By Ed Stetzer
In the Transformational Discipleship study conducted by Lifeway Research, we found biblical engagement to be a key attribute in discipleship. As believers grow in their faith, they should have a deeper longing to encounter biblical truth.
In 2 Timothy 3:16-17, Paul writes to Timothy about the value of the Scriptures: “All Scripture is inspired by God and is profitable for teaching, for rebuking, for correcting, for training in righteousness, so that the man of God may be complete, equipped for every good work.” That phrase “may be complete” speaks to spiritual maturity. Through His Word, God provides what is necessary for living out the Christian life.
God’s Word is truth, so it should come as no surprise that reading and studying the Bible are still the activities that have the most impact on spiritual growth and maturity. When believers encounter God’s Word on a daily basis, transformation occurs.
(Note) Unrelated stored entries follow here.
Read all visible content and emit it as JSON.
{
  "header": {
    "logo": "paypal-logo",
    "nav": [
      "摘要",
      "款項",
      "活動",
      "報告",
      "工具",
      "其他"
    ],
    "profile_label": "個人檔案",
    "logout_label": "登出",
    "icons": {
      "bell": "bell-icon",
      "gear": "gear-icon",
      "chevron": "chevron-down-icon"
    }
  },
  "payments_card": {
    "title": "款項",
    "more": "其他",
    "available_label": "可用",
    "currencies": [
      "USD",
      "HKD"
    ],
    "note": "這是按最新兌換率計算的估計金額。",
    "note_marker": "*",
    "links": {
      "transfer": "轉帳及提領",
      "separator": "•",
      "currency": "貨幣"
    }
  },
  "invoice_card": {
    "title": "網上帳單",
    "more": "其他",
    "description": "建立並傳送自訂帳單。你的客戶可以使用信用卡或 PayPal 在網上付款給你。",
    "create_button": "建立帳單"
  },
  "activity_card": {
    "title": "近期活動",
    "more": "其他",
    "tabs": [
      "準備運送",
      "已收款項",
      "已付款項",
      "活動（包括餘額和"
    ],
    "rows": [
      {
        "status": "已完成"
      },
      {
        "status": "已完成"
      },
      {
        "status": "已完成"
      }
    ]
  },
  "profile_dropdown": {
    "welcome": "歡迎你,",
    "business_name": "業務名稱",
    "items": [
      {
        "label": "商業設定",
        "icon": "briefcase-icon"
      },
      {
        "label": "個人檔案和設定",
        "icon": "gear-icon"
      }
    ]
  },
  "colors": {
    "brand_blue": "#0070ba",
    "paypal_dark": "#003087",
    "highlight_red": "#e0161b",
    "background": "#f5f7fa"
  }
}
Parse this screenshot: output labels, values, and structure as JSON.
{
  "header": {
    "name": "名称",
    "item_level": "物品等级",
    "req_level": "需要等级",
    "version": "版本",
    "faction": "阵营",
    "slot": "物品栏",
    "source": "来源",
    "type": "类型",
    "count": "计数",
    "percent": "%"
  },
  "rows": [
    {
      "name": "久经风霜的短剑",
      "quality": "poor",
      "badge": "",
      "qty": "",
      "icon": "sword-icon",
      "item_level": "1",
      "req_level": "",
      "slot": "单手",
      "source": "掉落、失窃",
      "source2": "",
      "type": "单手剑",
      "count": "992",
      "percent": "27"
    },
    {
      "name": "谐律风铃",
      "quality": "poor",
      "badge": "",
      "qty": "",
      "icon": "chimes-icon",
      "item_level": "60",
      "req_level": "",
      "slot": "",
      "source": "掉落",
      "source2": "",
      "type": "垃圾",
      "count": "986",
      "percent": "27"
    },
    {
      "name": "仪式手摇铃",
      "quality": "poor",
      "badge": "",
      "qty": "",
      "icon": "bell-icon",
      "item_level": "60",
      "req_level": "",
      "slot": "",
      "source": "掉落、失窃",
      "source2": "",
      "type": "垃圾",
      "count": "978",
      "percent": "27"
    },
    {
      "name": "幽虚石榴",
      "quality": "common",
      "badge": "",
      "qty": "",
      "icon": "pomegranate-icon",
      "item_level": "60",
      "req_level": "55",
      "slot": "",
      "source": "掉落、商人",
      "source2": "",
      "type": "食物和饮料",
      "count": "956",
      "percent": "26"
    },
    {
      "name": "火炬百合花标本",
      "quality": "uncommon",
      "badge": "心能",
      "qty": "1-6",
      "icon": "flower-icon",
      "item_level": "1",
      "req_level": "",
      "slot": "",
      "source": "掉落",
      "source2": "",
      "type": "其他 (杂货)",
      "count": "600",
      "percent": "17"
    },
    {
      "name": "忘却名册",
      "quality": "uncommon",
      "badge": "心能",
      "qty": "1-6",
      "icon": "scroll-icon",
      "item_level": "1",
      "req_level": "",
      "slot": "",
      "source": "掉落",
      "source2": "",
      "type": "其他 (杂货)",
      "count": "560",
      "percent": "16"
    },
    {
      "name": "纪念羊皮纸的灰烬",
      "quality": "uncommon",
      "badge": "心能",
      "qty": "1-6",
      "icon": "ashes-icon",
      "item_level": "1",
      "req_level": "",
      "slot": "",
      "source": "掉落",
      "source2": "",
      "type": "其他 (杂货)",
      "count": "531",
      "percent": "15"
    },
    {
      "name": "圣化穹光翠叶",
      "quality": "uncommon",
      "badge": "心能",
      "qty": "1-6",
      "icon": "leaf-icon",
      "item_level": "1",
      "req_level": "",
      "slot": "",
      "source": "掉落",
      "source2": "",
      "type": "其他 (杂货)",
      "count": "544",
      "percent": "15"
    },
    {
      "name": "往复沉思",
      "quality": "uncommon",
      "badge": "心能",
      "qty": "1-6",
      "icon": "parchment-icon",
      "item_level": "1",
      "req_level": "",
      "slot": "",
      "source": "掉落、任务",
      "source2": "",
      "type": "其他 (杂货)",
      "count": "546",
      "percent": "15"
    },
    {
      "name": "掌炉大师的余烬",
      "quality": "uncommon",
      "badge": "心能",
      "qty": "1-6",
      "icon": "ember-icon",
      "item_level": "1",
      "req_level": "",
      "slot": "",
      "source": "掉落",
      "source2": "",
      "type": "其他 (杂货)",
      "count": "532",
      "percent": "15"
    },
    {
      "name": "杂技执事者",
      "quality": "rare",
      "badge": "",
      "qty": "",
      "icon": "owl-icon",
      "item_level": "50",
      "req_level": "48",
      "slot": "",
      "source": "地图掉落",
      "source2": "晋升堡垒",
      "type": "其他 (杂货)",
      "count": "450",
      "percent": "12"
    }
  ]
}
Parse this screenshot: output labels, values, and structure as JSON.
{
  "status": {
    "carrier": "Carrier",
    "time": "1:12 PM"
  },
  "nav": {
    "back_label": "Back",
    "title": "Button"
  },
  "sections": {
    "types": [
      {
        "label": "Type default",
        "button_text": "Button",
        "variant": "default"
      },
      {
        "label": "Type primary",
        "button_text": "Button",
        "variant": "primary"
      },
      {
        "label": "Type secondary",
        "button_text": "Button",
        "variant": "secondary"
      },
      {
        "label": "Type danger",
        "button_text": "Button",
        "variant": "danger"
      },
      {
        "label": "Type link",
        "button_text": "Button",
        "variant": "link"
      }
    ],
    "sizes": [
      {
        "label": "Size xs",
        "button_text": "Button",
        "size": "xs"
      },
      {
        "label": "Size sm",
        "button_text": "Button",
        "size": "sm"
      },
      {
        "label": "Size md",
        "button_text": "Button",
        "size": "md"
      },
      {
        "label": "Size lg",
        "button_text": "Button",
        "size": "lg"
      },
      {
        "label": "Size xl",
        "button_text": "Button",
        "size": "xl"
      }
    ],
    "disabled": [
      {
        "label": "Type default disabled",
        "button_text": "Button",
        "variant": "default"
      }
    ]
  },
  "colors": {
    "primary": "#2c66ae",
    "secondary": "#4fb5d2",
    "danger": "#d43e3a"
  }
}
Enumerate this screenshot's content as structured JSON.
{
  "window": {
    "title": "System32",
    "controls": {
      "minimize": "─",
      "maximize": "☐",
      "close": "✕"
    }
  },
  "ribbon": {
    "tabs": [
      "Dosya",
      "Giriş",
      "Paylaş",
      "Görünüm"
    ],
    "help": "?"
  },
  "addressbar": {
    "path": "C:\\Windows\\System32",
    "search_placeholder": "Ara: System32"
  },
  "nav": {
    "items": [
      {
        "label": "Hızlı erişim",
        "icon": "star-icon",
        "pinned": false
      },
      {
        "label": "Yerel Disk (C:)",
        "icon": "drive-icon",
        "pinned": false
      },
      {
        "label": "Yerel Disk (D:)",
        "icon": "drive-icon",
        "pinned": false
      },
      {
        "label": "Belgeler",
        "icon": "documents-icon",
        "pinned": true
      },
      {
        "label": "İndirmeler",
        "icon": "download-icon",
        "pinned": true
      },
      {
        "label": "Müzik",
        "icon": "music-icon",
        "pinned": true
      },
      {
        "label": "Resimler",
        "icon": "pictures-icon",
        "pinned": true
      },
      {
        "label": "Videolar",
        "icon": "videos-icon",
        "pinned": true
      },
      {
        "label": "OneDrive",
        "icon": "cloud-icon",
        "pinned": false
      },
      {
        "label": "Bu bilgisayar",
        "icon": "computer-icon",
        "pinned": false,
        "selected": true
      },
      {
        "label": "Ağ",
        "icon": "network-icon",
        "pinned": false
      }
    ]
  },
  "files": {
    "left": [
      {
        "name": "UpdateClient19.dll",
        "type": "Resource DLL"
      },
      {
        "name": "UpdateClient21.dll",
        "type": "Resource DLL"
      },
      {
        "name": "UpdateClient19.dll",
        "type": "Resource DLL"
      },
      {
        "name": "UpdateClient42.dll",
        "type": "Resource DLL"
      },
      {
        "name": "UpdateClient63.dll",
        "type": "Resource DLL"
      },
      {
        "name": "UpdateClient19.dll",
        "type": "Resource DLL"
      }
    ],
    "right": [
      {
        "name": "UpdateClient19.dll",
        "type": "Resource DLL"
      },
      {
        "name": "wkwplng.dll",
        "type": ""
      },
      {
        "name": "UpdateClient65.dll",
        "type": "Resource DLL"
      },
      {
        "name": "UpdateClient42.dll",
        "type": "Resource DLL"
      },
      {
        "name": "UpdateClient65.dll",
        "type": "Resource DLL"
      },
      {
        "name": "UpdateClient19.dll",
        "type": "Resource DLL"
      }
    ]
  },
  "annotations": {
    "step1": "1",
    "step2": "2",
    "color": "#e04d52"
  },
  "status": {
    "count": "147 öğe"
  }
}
As basic as that is, there are still numerous churchgoers who are not reading the Bible regularly.
You simply won’t grow if you don’t know God and spend time in God’s Word.
The Lifeway survey also reveals six actions that positively impact the Bible engagement scores of individuals:
1. Confessing wrongdoings to God and asking forgiveness.
2. Believing in Jesus Christ as the only way to heaven and the number of years one has believed this.
3. Making a decision to obey or follow God with an awareness that choosing to do so might be costly.
4. Praying for the spiritual status of people they know are not professing Christians.
5. Reading a book about increasing their spiritual growth.
6. Having been discipled one-on-one by a more spiritually mature Christian.
Bible engagement points people toward maturity, and maturing Christians have practices that correspond to Bible reading. Our research shows almost all churchgoers (90 percent) want to honor God, but more than a third indicate obedience is not something they have done when it is costly to them. Lack of obedience may indicate low Bible engagement.
The impact of the Word of God on people’s lives is seen in the relationship between Bible engagement and turning from wrongdoings and choosing to obey God—two indicators of higher Bible engagement scores. Such tangible life changes show the transformational impact of Bible engagement in the life of a disciple of Christ.
One need not be a Christian long to appreciate the impact the Bible has on us. Through it, the Holy Spirit speaks and our lives are transformed.
Those who have long attended churches likely remember sermons exhorting them to read the Bible, seen structured plans for Bible reading, and received challenges to memorize Scripture. Verses like Psalm 119:11 (“I have treasured Your word in my heart so that I may not sin against You.”) and Jesus’ encounter with Satan in Matthew 4 spur us to remain in the Word. Or, at least, it should.
As it is, the busy lives people live today often lead to biblically illiterate churches. This causes all types of misunderstandings, because too many do not know the Bible. Church leaders today cannot afford to overlook this issue.
It is critical for church leadership to challenge believers to be in the Word of God, consistently growing in their knowledge of the Scriptures.
Whatever Bible study plan you choose for yourself, family, small group or church, being in the Word is better than being out of the Word.
Ed Stetzer is the former president of Lifeway Research.